Justin POV
I think I'm gonna die. How could she yes?!? How could she see that I love her? Her saying yes, just broke my heart even more. The only reason I started going out with Selena was because Demi was leaving. If she really love me, she would say so before she left. That way I know that when she came back, she'll be coming home. To me. But to my disappointment, she said yes. It wouldn't matter anyway. The paps have been stalking me adn Selena; demanding the whole story. Most of them asking; how did I go from Demi to Selena. The truth is I don't know how. But it's not like I could answer their questions, anyway. Scooter told me not to, since I told on pap that I love Demi. But now that I know that she doesn't love me. I have to stop thinking about her.
***
After I dropped Selena off at home, Scooter said he needed to see me. I drove to the studio. " Sup Scooter " I said once I got inside. Me and scooter were fine now, but still a little tense. " I set up an interview for you. " He said " When? " " Tonight. " He said grabbing his keys. " No. I was planned on relaxing- " " Justin " he said interrupting me. " I don't have time for your bullshit. " " Fine " I say not wanting another fight.
" Do you still love Demi? " The girl at the interview asked me. " Yes. But as a friend " I said remembering what Scooter said. Turns out the interview was for Teen Gossip. I answered the questions repeating what Scooter told me to say. " Will we be seeing more of Jelena? " " Of course " I said and smile.
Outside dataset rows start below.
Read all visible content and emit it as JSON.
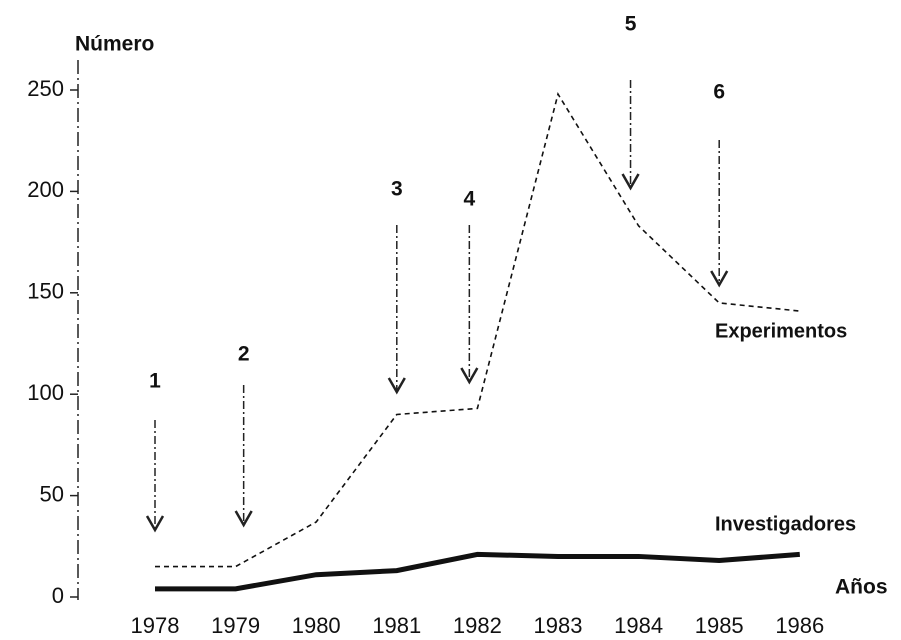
{
  "chart_data": {
    "type": "line",
    "ylabel": "Número",
    "xlabel": "Años",
    "categories": [
      "1978",
      "1979",
      "1980",
      "1981",
      "1982",
      "1983",
      "1984",
      "1985",
      "1986"
    ],
    "series": [
      {
        "name": "Experimentos",
        "color": "#111111",
        "dashed": true,
        "values": [
          15,
          15,
          37,
          90,
          93,
          248,
          183,
          145,
          141
        ]
      },
      {
        "name": "Investigadores",
        "color": "#111111",
        "dashed": false,
        "values": [
          4,
          4,
          11,
          13,
          21,
          20,
          20,
          18,
          21
        ]
      }
    ],
    "ylim": [
      0,
      250
    ],
    "yticks": [
      0,
      50,
      100,
      150,
      200,
      250
    ],
    "grid": false,
    "annotations": [
      {
        "text": "1",
        "x": 1978
      },
      {
        "text": "2",
        "x": 1979.1
      },
      {
        "text": "3",
        "x": 1981
      },
      {
        "text": "4",
        "x": 1981.9
      },
      {
        "text": "5",
        "x": 1983.9
      },
      {
        "text": "6",
        "x": 1985
      }
    ]
  }
}
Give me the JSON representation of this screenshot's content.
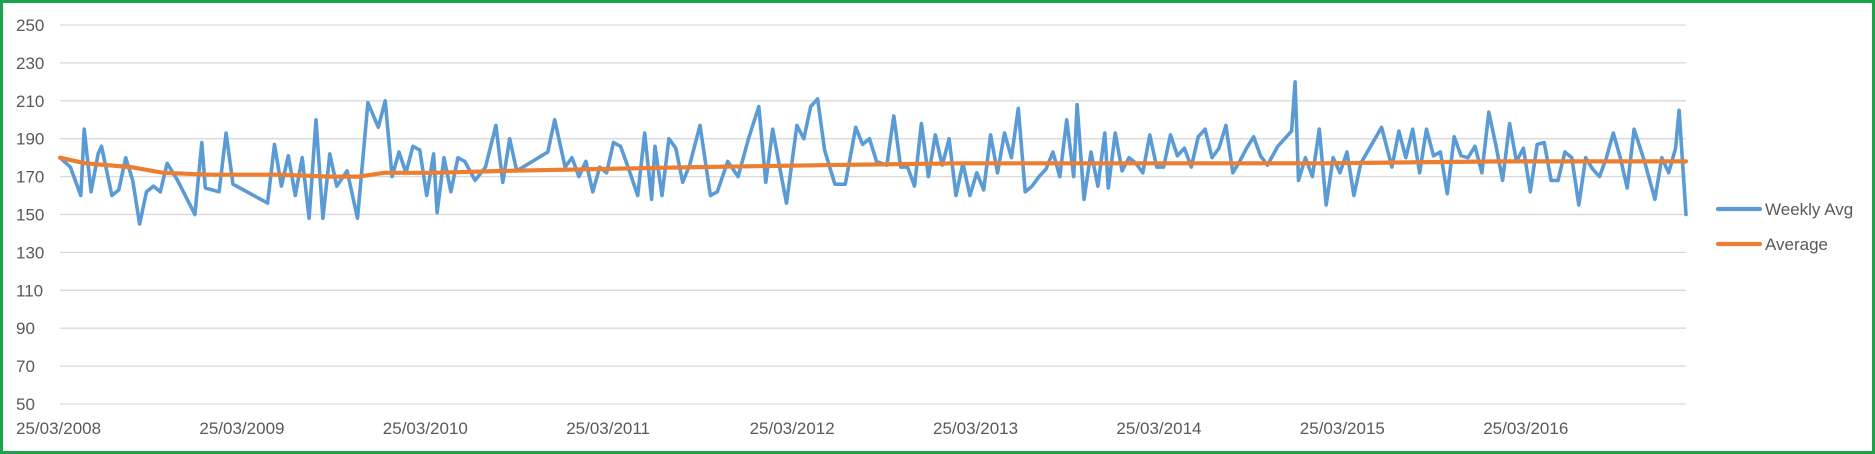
{
  "chart_data": {
    "type": "line",
    "title": "",
    "xlabel": "",
    "ylabel": "",
    "ylim": [
      50,
      250
    ],
    "y_ticks": [
      50,
      70,
      90,
      110,
      130,
      150,
      170,
      190,
      210,
      230,
      250
    ],
    "x_tick_labels": [
      "25/03/2008",
      "25/03/2009",
      "25/03/2010",
      "25/03/2011",
      "25/03/2012",
      "25/03/2013",
      "25/03/2014",
      "25/03/2015",
      "25/03/2016"
    ],
    "x_range": [
      "2008-03-25",
      "2017-03-28"
    ],
    "grid": true,
    "legend": "right",
    "series": [
      {
        "name": "Weekly Avg",
        "color": "#5b9bd5",
        "points": [
          [
            "2008-03-25",
            180
          ],
          [
            "2008-04-15",
            175
          ],
          [
            "2008-05-06",
            160
          ],
          [
            "2008-05-13",
            195
          ],
          [
            "2008-05-27",
            162
          ],
          [
            "2008-06-10",
            182
          ],
          [
            "2008-06-17",
            186
          ],
          [
            "2008-07-08",
            160
          ],
          [
            "2008-07-22",
            163
          ],
          [
            "2008-08-05",
            180
          ],
          [
            "2008-08-19",
            168
          ],
          [
            "2008-09-02",
            145
          ],
          [
            "2008-09-16",
            162
          ],
          [
            "2008-09-30",
            165
          ],
          [
            "2008-10-14",
            162
          ],
          [
            "2008-10-28",
            177
          ],
          [
            "2008-11-18",
            168
          ],
          [
            "2008-12-23",
            150
          ],
          [
            "2009-01-06",
            188
          ],
          [
            "2009-01-13",
            164
          ],
          [
            "2009-02-10",
            162
          ],
          [
            "2009-02-24",
            193
          ],
          [
            "2009-03-10",
            166
          ],
          [
            "2009-05-19",
            156
          ],
          [
            "2009-06-02",
            187
          ],
          [
            "2009-06-16",
            165
          ],
          [
            "2009-06-30",
            181
          ],
          [
            "2009-07-14",
            160
          ],
          [
            "2009-07-28",
            180
          ],
          [
            "2009-08-11",
            148
          ],
          [
            "2009-08-25",
            200
          ],
          [
            "2009-09-08",
            148
          ],
          [
            "2009-09-22",
            182
          ],
          [
            "2009-10-06",
            165
          ],
          [
            "2009-10-27",
            173
          ],
          [
            "2009-11-17",
            148
          ],
          [
            "2009-12-08",
            209
          ],
          [
            "2009-12-29",
            196
          ],
          [
            "2010-01-12",
            210
          ],
          [
            "2010-01-26",
            170
          ],
          [
            "2010-02-09",
            183
          ],
          [
            "2010-02-23",
            172
          ],
          [
            "2010-03-09",
            186
          ],
          [
            "2010-03-23",
            184
          ],
          [
            "2010-04-06",
            160
          ],
          [
            "2010-04-20",
            182
          ],
          [
            "2010-04-27",
            151
          ],
          [
            "2010-05-11",
            180
          ],
          [
            "2010-05-25",
            162
          ],
          [
            "2010-06-08",
            180
          ],
          [
            "2010-06-22",
            178
          ],
          [
            "2010-07-13",
            168
          ],
          [
            "2010-08-03",
            175
          ],
          [
            "2010-08-24",
            197
          ],
          [
            "2010-09-07",
            167
          ],
          [
            "2010-09-21",
            190
          ],
          [
            "2010-10-05",
            173
          ],
          [
            "2010-12-07",
            183
          ],
          [
            "2010-12-21",
            200
          ],
          [
            "2011-01-11",
            175
          ],
          [
            "2011-01-25",
            180
          ],
          [
            "2011-02-08",
            170
          ],
          [
            "2011-02-22",
            178
          ],
          [
            "2011-03-08",
            162
          ],
          [
            "2011-03-22",
            175
          ],
          [
            "2011-04-05",
            172
          ],
          [
            "2011-04-19",
            188
          ],
          [
            "2011-05-03",
            186
          ],
          [
            "2011-05-17",
            176
          ],
          [
            "2011-06-07",
            160
          ],
          [
            "2011-06-21",
            193
          ],
          [
            "2011-07-05",
            158
          ],
          [
            "2011-07-12",
            186
          ],
          [
            "2011-07-26",
            160
          ],
          [
            "2011-08-09",
            190
          ],
          [
            "2011-08-23",
            185
          ],
          [
            "2011-09-06",
            167
          ],
          [
            "2011-09-20",
            176
          ],
          [
            "2011-10-11",
            197
          ],
          [
            "2011-11-01",
            160
          ],
          [
            "2011-11-15",
            162
          ],
          [
            "2011-12-06",
            178
          ],
          [
            "2011-12-27",
            170
          ],
          [
            "2012-01-17",
            190
          ],
          [
            "2012-02-07",
            207
          ],
          [
            "2012-02-21",
            167
          ],
          [
            "2012-03-06",
            195
          ],
          [
            "2012-03-20",
            175
          ],
          [
            "2012-04-03",
            156
          ],
          [
            "2012-04-24",
            197
          ],
          [
            "2012-05-08",
            190
          ],
          [
            "2012-05-22",
            207
          ],
          [
            "2012-06-05",
            211
          ],
          [
            "2012-06-19",
            184
          ],
          [
            "2012-07-10",
            166
          ],
          [
            "2012-07-31",
            166
          ],
          [
            "2012-08-21",
            196
          ],
          [
            "2012-09-04",
            187
          ],
          [
            "2012-09-18",
            190
          ],
          [
            "2012-10-02",
            178
          ],
          [
            "2012-10-23",
            176
          ],
          [
            "2012-11-06",
            202
          ],
          [
            "2012-11-20",
            175
          ],
          [
            "2012-12-04",
            175
          ],
          [
            "2012-12-18",
            165
          ],
          [
            "2013-01-01",
            198
          ],
          [
            "2013-01-15",
            170
          ],
          [
            "2013-01-29",
            192
          ],
          [
            "2013-02-12",
            176
          ],
          [
            "2013-02-26",
            190
          ],
          [
            "2013-03-12",
            160
          ],
          [
            "2013-03-26",
            177
          ],
          [
            "2013-04-09",
            160
          ],
          [
            "2013-04-23",
            172
          ],
          [
            "2013-05-07",
            163
          ],
          [
            "2013-05-21",
            192
          ],
          [
            "2013-06-04",
            172
          ],
          [
            "2013-06-18",
            193
          ],
          [
            "2013-07-02",
            180
          ],
          [
            "2013-07-16",
            206
          ],
          [
            "2013-07-30",
            162
          ],
          [
            "2013-08-13",
            165
          ],
          [
            "2013-08-27",
            170
          ],
          [
            "2013-09-10",
            174
          ],
          [
            "2013-09-24",
            183
          ],
          [
            "2013-10-08",
            170
          ],
          [
            "2013-10-22",
            200
          ],
          [
            "2013-11-05",
            170
          ],
          [
            "2013-11-12",
            208
          ],
          [
            "2013-11-26",
            158
          ],
          [
            "2013-12-10",
            183
          ],
          [
            "2013-12-24",
            165
          ],
          [
            "2014-01-07",
            193
          ],
          [
            "2014-01-14",
            164
          ],
          [
            "2014-01-28",
            193
          ],
          [
            "2014-02-11",
            173
          ],
          [
            "2014-02-25",
            180
          ],
          [
            "2014-03-11",
            177
          ],
          [
            "2014-03-25",
            172
          ],
          [
            "2014-04-08",
            192
          ],
          [
            "2014-04-22",
            175
          ],
          [
            "2014-05-06",
            175
          ],
          [
            "2014-05-20",
            192
          ],
          [
            "2014-06-03",
            181
          ],
          [
            "2014-06-17",
            185
          ],
          [
            "2014-07-01",
            175
          ],
          [
            "2014-07-15",
            191
          ],
          [
            "2014-07-29",
            195
          ],
          [
            "2014-08-12",
            180
          ],
          [
            "2014-08-26",
            185
          ],
          [
            "2014-09-09",
            197
          ],
          [
            "2014-09-23",
            172
          ],
          [
            "2014-10-07",
            178
          ],
          [
            "2014-10-21",
            185
          ],
          [
            "2014-11-04",
            191
          ],
          [
            "2014-11-18",
            181
          ],
          [
            "2014-12-02",
            176
          ],
          [
            "2014-12-23",
            186
          ],
          [
            "2015-01-20",
            194
          ],
          [
            "2015-01-27",
            220
          ],
          [
            "2015-02-03",
            168
          ],
          [
            "2015-02-17",
            180
          ],
          [
            "2015-03-03",
            170
          ],
          [
            "2015-03-17",
            195
          ],
          [
            "2015-03-31",
            155
          ],
          [
            "2015-04-14",
            180
          ],
          [
            "2015-04-28",
            172
          ],
          [
            "2015-05-12",
            183
          ],
          [
            "2015-05-26",
            160
          ],
          [
            "2015-06-09",
            177
          ],
          [
            "2015-07-21",
            196
          ],
          [
            "2015-08-11",
            175
          ],
          [
            "2015-08-25",
            194
          ],
          [
            "2015-09-08",
            180
          ],
          [
            "2015-09-22",
            195
          ],
          [
            "2015-10-06",
            172
          ],
          [
            "2015-10-20",
            195
          ],
          [
            "2015-11-03",
            181
          ],
          [
            "2015-11-17",
            183
          ],
          [
            "2015-12-01",
            161
          ],
          [
            "2015-12-15",
            191
          ],
          [
            "2015-12-29",
            181
          ],
          [
            "2016-01-12",
            180
          ],
          [
            "2016-01-26",
            186
          ],
          [
            "2016-02-09",
            172
          ],
          [
            "2016-02-23",
            204
          ],
          [
            "2016-03-08",
            187
          ],
          [
            "2016-03-22",
            168
          ],
          [
            "2016-04-05",
            198
          ],
          [
            "2016-04-19",
            178
          ],
          [
            "2016-05-03",
            185
          ],
          [
            "2016-05-17",
            162
          ],
          [
            "2016-05-31",
            187
          ],
          [
            "2016-06-14",
            188
          ],
          [
            "2016-06-28",
            168
          ],
          [
            "2016-07-12",
            168
          ],
          [
            "2016-07-26",
            183
          ],
          [
            "2016-08-09",
            180
          ],
          [
            "2016-08-23",
            155
          ],
          [
            "2016-09-06",
            180
          ],
          [
            "2016-09-20",
            174
          ],
          [
            "2016-10-04",
            170
          ],
          [
            "2016-10-18",
            180
          ],
          [
            "2016-11-01",
            193
          ],
          [
            "2016-11-15",
            180
          ],
          [
            "2016-11-29",
            164
          ],
          [
            "2016-12-13",
            195
          ],
          [
            "2017-01-03",
            178
          ],
          [
            "2017-01-24",
            158
          ],
          [
            "2017-02-07",
            180
          ],
          [
            "2017-02-21",
            172
          ],
          [
            "2017-03-07",
            185
          ],
          [
            "2017-03-14",
            205
          ],
          [
            "2017-03-28",
            150
          ]
        ]
      },
      {
        "name": "Average",
        "color": "#ed7d31",
        "points": [
          [
            "2008-03-25",
            180
          ],
          [
            "2008-05-15",
            177
          ],
          [
            "2008-08-15",
            175
          ],
          [
            "2008-10-20",
            172
          ],
          [
            "2009-01-20",
            171
          ],
          [
            "2009-06-10",
            171
          ],
          [
            "2009-09-25",
            170
          ],
          [
            "2009-11-20",
            170
          ],
          [
            "2010-01-10",
            172
          ],
          [
            "2010-04-20",
            172
          ],
          [
            "2010-09-10",
            173
          ],
          [
            "2011-03-25",
            174
          ],
          [
            "2011-10-05",
            175
          ],
          [
            "2012-06-10",
            176
          ],
          [
            "2013-03-25",
            177
          ],
          [
            "2014-03-25",
            177
          ],
          [
            "2015-03-25",
            177
          ],
          [
            "2016-03-25",
            178
          ],
          [
            "2017-03-28",
            178
          ]
        ]
      }
    ]
  }
}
After the interview, I went home and all I could think about was Demi. No matter how hard I tried. I couldn't stop thinking about her or about how when she leaves. She'll take a piece of my heart with her.
Demi POV
I was at the beach and all I could think about; was how I had my first kiss with Justin here. I just don't understand, that day we went to the waterfall. I kew then that he truly love me. But now, he's done a complete 180 and is dating Selena. I know what Justin told me wasn't a lie, so what's the point in dating Selena? It's not to make me jealous. He's not that kind of person. Maybe he realized he truly love Selena.
At that thought, tears welled up in my eyes. When I finally realized, I love him. It's too late. I know our love is much stronger than friends and I don't think we can ever be just friends again. But what choice do I have? I already lost him to Selena. I walk back to my car shaking my head. How could I lose two people I love in the same month? Maybe, if I never went with Justin that first night; I would still at lease Nick. Justin's happy and that's all that matters. I drove myself home; laid down and cried myself to sleep.